Smart Telescopic Contact Lens

Researchers in Switzerland are working to develop magnifying contact lenses that zoom in and out with a wink.

The innovative new vision-enhancing system, the first of its kind, includes a set of telescopic lenses and smart glasses that can distinguish between blinks and winks so that the user can easily flick between zoomed and normal vision.

The visual aids, which are still in the prototype stage, could be useful for those with visual impairment, which affects some 285 million people worldwide. In particular, they might one day help people with a condition called age-related macular degeneration (AMD), which is the leading cause visual impairment in adults over the age of 50. AMD is a progressive disease in which people gradually loss their central vision due to cell damage and death in the retina. Although there are glasses in existence to help those with this condition, known as bioptic telescopes, they’re bulky and can interfere with social interaction. This new system, however, is designed to be much less intrusive.

The magnified optical path incorporates a telescopic arrangement of positive and negative annular concentric reflectors to achieve 2.8x magnification on the eye, while light passing through a central clear aperture provides unmagnified vision.

AMD is a medical condition that leads to the gradual loss of central vision caused by retinal damage. It is the leading cause of blindness among older adults in the western world. Patients suffer from blurry vision – with particular difficulty in reading and recognizing faces as the disease progresses – although their peripheral vision remains unaffected. Regular contact lenses do not provide any relief because they cannot restore the lost vision merely by correcting the eye’s focus.
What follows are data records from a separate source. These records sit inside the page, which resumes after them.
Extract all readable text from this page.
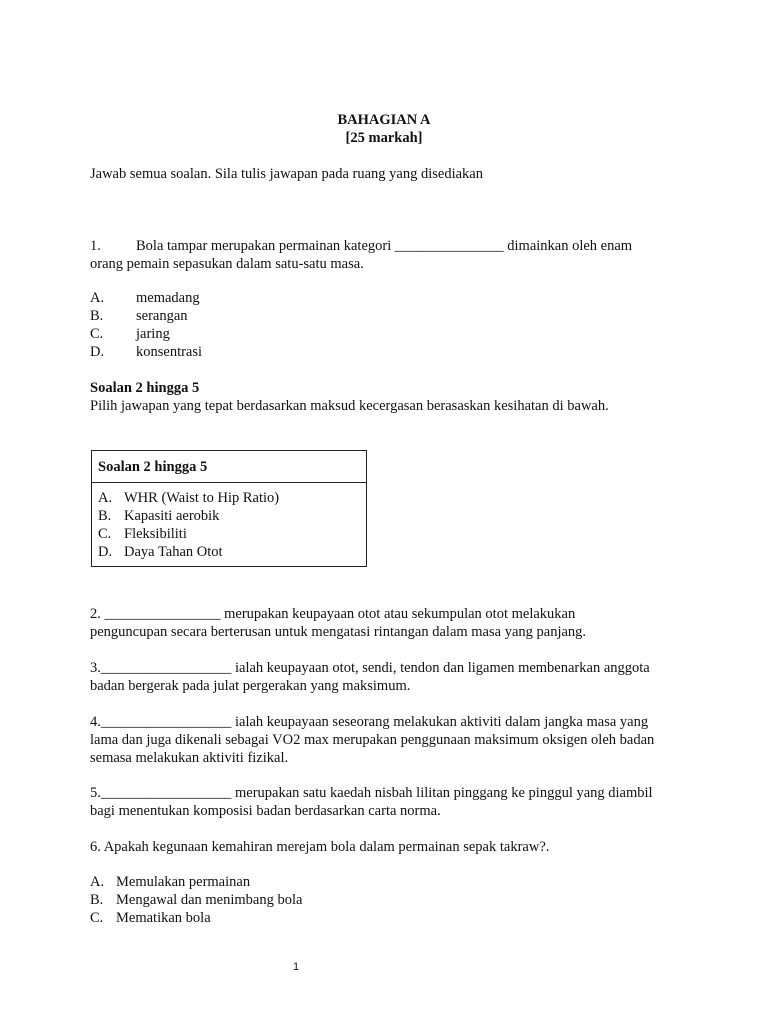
BAHAGIAN A
[25 markah]
Jawab semua soalan. Sila tulis jawapan pada ruang yang disediakan
1. Bola tampar merupakan permainan kategori _______________ dimainkan oleh enam
orang pemain sepasukan dalam satu-satu masa.
A. memadang
B. serangan
C. jaring
D. konsentrasi
Soalan 2 hingga 5
Pilih jawapan yang tepat berdasarkan maksud kecergasan berasaskan kesihatan di bawah.
Soalan 2 hingga 5
A. WHR (Waist to Hip Ratio)
B. Kapasiti aerobik
C. Fleksibiliti
D. Daya Tahan Otot
2. ________________ merupakan keupayaan otot atau sekumpulan otot melakukan
penguncupan secara berterusan untuk mengatasi rintangan dalam masa yang panjang.
3.__________________ ialah keupayaan otot, sendi, tendon dan ligamen membenarkan anggota
badan bergerak pada julat pergerakan yang maksimum.
4.__________________ ialah keupayaan seseorang melakukan aktiviti dalam jangka masa yang
lama dan juga dikenali sebagai VO2 max merupakan penggunaan maksimum oksigen oleh badan
semasa melakukan aktiviti fizikal.
5.__________________ merupakan satu kaedah nisbah lilitan pinggang ke pinggul yang diambil
bagi menentukan komposisi badan berdasarkan carta norma.
6. Apakah kegunaan kemahiran merejam bola dalam permainan sepak takraw?.
A. Memulakan permainan
B. Mengawal dan menimbang bola
C. Mematikan bola
1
To fill the niche between surgery and the bulky mount, optical-engineer Eric Tremblay of the Ecole Polytechnique Fédérale de Lausanne (EPFL) in Switzerland, along with colleagues in the US, has designed and built the first contact lens that incorporates a telescope. Tremblay’s new system uses tightly fitting mirror surfaces to make a telescope that is integrated into a contact lens just over a millimetre thick. The lenses’ arrangement is such that it has two modes. The centre of the lens provides unmagnified vision, while the ring-shaped telescope, which is at the periphery of the regular contact lens, magnifies the view 2.8 times.